The second Sanofi drug approval announced Tuesday is for avalglucosidase alfa, a treatment for Pompe disease. This enzyme replacement therapy was approved by the FDA last summer. In the U.S., the drug is marketed as Nexviazyme. In Europe, it will be branded as Nexviadyme.
In Pompe disease, patients have low levels of an enzyme called acid alpha-glucosidase. This enzyme is needed to break down glycogen stored in muscle tissue. The inherited disorder leads to skeletal and cardiac muscle damage, which manifests as muscle weakness and breathing difficulty.

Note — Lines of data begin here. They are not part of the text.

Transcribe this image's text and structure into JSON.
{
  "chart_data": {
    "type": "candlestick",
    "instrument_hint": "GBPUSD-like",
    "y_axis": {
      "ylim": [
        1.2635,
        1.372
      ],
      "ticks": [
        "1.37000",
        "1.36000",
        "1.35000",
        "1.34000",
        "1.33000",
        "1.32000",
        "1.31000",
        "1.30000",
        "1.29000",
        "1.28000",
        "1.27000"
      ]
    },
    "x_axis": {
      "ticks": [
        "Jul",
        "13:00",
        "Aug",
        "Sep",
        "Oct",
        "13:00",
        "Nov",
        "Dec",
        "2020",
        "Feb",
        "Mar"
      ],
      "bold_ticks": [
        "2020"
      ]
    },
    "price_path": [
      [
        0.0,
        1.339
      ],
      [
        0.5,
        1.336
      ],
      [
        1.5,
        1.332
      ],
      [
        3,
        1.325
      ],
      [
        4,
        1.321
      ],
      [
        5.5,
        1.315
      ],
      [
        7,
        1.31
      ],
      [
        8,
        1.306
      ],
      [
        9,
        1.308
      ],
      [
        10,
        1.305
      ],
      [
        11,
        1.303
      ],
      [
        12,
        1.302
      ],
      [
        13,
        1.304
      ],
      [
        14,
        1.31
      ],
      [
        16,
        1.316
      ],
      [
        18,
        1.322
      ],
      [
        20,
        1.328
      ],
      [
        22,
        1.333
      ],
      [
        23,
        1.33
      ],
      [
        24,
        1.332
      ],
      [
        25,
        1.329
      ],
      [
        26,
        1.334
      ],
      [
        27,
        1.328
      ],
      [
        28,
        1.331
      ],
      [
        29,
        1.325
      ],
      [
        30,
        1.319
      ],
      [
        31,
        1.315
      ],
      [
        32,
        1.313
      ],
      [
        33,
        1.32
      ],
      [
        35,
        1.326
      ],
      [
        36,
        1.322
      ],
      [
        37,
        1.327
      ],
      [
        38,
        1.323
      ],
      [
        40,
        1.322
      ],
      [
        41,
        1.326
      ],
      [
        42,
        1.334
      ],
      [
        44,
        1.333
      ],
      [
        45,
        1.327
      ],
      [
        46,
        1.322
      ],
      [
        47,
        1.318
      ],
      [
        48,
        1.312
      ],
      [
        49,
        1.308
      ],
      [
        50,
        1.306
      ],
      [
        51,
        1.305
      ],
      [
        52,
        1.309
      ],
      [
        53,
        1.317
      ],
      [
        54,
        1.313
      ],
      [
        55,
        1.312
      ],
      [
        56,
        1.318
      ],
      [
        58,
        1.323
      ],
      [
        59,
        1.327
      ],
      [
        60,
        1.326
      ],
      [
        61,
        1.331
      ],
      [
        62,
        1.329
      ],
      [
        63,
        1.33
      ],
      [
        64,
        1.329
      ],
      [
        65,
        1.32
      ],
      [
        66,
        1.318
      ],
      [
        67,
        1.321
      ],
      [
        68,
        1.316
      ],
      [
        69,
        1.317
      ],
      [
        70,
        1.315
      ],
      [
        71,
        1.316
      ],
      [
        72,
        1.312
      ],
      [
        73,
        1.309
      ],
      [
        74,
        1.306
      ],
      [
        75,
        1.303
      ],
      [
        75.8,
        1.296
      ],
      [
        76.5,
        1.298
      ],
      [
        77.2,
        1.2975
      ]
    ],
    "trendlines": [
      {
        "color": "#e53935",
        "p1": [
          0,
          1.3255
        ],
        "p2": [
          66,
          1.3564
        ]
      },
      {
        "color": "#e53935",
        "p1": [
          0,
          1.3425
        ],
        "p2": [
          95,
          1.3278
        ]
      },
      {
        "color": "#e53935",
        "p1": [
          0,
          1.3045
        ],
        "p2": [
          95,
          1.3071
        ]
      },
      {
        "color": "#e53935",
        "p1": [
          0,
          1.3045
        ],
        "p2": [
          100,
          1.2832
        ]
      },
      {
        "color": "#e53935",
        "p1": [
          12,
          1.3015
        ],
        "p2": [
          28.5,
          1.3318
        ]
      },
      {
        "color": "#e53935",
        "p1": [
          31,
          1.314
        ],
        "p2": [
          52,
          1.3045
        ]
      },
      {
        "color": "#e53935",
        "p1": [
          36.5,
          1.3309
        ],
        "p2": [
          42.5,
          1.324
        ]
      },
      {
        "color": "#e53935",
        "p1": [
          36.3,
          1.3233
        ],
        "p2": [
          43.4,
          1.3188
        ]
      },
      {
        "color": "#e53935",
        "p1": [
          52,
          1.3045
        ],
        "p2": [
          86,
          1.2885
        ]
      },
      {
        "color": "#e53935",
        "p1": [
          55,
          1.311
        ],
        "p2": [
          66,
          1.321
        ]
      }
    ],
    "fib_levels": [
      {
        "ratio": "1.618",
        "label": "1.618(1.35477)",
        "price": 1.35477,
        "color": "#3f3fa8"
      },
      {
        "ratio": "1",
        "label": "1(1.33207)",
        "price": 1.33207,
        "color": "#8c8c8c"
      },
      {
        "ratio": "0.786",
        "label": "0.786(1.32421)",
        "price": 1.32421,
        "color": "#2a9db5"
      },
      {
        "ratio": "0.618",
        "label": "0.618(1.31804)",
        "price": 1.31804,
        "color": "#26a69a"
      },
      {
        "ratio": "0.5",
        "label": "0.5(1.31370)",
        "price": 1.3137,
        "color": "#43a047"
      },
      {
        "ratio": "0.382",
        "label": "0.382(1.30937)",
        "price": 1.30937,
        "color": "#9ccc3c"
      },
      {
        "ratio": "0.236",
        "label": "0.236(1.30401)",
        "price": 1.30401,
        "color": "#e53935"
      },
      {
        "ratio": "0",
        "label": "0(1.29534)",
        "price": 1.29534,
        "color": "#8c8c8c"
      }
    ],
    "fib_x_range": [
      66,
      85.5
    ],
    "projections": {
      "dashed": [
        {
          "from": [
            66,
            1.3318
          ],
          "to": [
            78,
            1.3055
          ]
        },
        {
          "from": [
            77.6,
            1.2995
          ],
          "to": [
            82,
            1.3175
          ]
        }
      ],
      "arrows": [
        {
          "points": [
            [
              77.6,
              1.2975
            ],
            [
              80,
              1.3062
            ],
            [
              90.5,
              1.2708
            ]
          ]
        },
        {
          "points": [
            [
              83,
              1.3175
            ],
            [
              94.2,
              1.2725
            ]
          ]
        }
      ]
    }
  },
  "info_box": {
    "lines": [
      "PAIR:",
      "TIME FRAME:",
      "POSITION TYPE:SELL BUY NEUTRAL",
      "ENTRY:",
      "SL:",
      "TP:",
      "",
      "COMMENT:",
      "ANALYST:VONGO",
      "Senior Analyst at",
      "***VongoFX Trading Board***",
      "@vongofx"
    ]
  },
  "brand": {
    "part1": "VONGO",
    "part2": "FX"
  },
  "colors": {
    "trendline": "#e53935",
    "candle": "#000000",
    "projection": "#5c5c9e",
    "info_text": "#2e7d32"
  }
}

For years, standard Pompe treatment was a Sanofi enzyme replacement therapy called Lumizyme (marketed in Europe as Myozyme), a product that topped €1 billion (about $1.05 billion) in revenue last year. Nexviadyme is also an enzyme replacement therapy. But compared to Myozyme, the new Sanofi Pompe treatment is designed to target a particular receptor that is key for the way that cells take in the therapy. Increased cellular uptake of the enzyme replacement is intended to improve the clearance of glycogen.
The Phase 3 test of Nexviadyme compared that therapy to its predecessor. Sanofi reported that patients treated with Nexviadyme showed a 2.9% improvement from baseline in a measure of lung function, which was the main goal. While that improvement was more than enough to show that Nexviadyme was roughly comparable to Myozyme, it was just shy of the change needed to demonstrate statistical superiority. A six-minute walk test was one of the secondary goals of the study. Patients treated with Nexviadyme were able to walk 32.2 meters farther compared to baseline. That’s 30 meters farther than the change reported in patients treated with Myozyme.
European approval of Nexviadyme covers both late-onset and infantile-onset Pompe disease. While the drug is new, it is apparently not novel enough. The European Commission did not recognize the therapy as a “new active substance” and an “orphan medicinal product,” designations that would have conferred 10 years of marketing exclusivity upon the drug’s approval. The FDA’s approval came with orphan drug designation, which gives the product seven years of marketing exclusivity in the U.S. Despite failing to win comparable status in Europe, Sanofi said it is positioning Nexviadyme as a new standard of care for Pompe treatment.